Palavras-chave: Deficiência Física, Reabilitação, Inclusão social, Aconselhamento psicológico.
ABSTRACT
This paper shows a number of congenital physical disabilities and widens the view to this issue focusing on the biopsychosocial aspect, which is of fundamental importance for the mental health of disabled individuals, and on the psychological approach to the patients parents and relatives. The various aspects involved in the issue are discussed under the light of the social and mental health psychology and the reader is invited to consider the emotional difficulties experienced by parents rising from the birth of their disabled child and the development of their childs personality, the emotional drama experienced by the persons involved, the difficult social interaction and acceptance of disabled individuals, and the social dynamics that personal differences usually originate.
Keywords: Physical Disability, Rehabilitation, Social inclusion, Psychological counseling.
Introdução
As chamadas Deficiências Físicas Congênitas definem-se como qualquer perda ou anormalidade de estrutura ou função fisiológica ou anatômica, desde o nascimento, decorrente de causas variadas, como por exemplo: prematuridade, anóxia perinatal, desnutrição materna, rubéola, toxoplasmose, trauma de parto, exposição à radiação, uso de drogas, causas metabólicas e outras desconhecidas.
Esta deficiência pode ser uma alteração completa ou parcial de um ou mais segmentos do corpo humano, acarretando o comprometimento da função física, podendo apresentar-se sob as formas de: paraplegia, paraparesia, monoplegia, monoparesia, tetraplegia, tetraparesia, triplegia, triparesia, hemiplegia, hemiparesia, amputação ou ausência de membro, paralisia cerebral e membros com malformação.
Abaixo segue uma breve definição de cada uma destas várias formas de deficiência:
- Paraplegia: paralisia total ou parcial da metade inferior do corpo, comprometendo as funções das pernas.
- Paraparesia: perda parcial das funções motoras dos membros inferiores.
- Monoplegia: perda total das funções motoras de um só membro (podendo ser membro superior ou membro inferior).
- Monoparesia: perda parcial das funções motoras de um só membro (podendo ser membro superior ou membro inferior).
- Tetraplegia: paralisia total ou parcial do corpo, comprometendo as funções dos braços e pernas.
- Tetraparesia: perda parcial das funções motoras dos membros inferiores e superiores.
- Triplegia: perda total das funções motoras em três membros.
- Triparesia: perda parcial das funções motoras em três membros.
- Hemiplegia: perda total das funções motoras de um hemisfério do corpo (direito ou esquerdo).
- Hemiparesia: perda parcial das funções motoras de um hemisfério do corpo (direito ou esquerdo).
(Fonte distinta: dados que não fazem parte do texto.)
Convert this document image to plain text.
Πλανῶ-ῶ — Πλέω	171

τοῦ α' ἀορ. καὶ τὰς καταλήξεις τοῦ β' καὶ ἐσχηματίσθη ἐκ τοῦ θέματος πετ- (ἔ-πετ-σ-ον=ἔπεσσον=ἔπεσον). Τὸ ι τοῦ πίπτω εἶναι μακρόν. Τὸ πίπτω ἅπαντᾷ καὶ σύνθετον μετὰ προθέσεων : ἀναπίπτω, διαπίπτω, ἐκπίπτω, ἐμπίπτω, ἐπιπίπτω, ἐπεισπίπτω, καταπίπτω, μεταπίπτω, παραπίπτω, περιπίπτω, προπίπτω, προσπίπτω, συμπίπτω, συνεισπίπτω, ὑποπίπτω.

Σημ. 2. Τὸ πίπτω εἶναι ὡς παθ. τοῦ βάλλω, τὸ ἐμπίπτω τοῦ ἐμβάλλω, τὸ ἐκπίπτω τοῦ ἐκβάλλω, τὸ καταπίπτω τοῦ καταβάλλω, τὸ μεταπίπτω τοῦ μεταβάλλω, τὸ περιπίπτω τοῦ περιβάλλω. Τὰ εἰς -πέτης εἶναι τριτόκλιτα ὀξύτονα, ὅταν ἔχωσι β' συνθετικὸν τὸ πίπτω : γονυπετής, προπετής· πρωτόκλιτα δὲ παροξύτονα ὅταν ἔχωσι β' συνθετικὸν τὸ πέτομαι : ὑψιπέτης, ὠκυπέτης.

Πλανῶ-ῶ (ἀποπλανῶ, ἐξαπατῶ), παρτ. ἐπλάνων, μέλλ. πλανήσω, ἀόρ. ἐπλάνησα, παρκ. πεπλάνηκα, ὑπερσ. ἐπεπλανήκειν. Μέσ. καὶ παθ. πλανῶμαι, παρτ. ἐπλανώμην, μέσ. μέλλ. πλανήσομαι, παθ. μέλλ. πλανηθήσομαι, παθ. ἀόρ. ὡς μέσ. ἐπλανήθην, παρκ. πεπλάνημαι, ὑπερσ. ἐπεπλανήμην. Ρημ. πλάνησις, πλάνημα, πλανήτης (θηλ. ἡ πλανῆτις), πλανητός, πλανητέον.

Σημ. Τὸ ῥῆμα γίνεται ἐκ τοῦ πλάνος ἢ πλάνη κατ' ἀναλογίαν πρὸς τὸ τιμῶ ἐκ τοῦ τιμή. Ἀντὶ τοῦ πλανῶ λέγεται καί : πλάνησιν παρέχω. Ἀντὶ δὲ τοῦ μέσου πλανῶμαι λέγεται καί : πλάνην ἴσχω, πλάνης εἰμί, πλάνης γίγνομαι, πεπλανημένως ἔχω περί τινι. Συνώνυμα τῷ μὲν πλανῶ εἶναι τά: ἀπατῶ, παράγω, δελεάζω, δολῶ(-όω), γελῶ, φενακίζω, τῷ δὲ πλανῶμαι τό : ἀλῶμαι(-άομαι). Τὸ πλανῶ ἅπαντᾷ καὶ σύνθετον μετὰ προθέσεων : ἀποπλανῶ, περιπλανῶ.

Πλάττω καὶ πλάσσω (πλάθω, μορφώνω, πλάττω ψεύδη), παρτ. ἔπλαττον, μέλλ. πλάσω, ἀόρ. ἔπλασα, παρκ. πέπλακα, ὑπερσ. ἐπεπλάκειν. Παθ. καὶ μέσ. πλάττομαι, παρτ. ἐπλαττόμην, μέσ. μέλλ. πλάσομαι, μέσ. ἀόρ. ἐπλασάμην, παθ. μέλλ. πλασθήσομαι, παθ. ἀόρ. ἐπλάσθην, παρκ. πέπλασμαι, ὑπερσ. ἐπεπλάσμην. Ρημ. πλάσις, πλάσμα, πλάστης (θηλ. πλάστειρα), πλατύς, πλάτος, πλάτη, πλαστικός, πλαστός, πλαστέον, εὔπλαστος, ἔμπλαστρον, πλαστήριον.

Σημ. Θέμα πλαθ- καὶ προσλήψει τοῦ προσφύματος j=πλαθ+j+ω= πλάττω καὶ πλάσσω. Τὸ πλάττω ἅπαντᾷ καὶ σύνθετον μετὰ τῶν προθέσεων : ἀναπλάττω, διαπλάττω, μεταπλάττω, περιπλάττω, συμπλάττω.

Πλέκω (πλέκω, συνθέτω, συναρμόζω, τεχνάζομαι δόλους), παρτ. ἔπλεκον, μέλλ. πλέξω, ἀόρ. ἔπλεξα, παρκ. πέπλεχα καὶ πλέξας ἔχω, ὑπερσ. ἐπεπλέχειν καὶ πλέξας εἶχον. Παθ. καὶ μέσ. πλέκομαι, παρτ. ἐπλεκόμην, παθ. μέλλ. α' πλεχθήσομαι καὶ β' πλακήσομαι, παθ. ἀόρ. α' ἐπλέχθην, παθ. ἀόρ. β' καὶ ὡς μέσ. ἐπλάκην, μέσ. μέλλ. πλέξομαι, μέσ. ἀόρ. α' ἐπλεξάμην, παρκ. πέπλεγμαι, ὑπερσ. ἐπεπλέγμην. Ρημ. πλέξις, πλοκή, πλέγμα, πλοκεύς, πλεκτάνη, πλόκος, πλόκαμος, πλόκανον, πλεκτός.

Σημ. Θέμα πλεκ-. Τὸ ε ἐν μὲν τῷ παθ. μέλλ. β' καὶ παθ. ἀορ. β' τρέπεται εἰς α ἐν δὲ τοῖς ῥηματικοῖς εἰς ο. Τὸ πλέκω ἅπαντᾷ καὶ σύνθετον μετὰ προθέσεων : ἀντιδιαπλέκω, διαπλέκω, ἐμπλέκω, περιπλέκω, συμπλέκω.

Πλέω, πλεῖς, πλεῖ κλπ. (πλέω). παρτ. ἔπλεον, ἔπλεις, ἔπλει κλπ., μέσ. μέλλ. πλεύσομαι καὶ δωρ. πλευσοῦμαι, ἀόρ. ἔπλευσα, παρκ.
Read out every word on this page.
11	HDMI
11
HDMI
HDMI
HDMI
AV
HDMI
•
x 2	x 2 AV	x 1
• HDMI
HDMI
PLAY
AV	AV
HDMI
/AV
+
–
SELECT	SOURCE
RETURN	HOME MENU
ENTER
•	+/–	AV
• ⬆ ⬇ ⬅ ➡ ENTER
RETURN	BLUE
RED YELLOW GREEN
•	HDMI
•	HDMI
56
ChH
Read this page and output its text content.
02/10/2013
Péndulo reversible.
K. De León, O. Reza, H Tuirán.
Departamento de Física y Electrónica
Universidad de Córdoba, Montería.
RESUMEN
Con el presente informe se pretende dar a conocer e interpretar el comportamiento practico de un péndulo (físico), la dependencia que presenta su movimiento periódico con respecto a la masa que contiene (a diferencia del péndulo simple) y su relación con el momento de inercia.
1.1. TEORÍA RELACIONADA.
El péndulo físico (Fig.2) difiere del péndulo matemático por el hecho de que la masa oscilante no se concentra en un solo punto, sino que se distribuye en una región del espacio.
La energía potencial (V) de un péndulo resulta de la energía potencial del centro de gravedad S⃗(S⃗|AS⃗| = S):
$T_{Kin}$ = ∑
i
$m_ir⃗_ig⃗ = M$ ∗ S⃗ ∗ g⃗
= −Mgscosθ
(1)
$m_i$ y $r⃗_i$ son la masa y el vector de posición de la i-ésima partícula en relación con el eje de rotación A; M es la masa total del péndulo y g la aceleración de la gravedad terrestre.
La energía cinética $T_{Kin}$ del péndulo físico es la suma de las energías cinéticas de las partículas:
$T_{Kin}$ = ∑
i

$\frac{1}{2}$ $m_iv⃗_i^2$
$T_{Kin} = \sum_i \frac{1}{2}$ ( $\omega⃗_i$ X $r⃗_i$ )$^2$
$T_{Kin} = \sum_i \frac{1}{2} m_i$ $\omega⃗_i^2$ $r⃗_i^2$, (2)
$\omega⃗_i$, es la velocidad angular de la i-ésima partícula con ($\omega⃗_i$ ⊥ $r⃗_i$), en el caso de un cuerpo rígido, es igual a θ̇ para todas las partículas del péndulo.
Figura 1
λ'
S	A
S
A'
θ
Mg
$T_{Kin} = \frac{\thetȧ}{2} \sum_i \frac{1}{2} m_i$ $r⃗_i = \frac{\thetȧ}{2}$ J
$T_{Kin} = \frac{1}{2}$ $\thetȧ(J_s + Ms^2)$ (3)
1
- Paralisia Cerebral: termo amplo que designa um grupo de limitações psicomotoras resultantes de uma lesão do sistema nervoso central. Geralmente os portadores de paralisia cerebral possuem movimentos involuntários, espasmos musculares repentinos, fenômeno chamado de espasticidade. A paralisia cerebral apresenta diferentes níveis de comprometimento, dependendo da área lesionada no cérebro. Embora haja casos de pessoas com paralisia cerebral e deficiência mental, essas duas condições não acontecem necessariamente ao mesmo tempo.
- Malformação Congênita: anomalia física desde o nascimento.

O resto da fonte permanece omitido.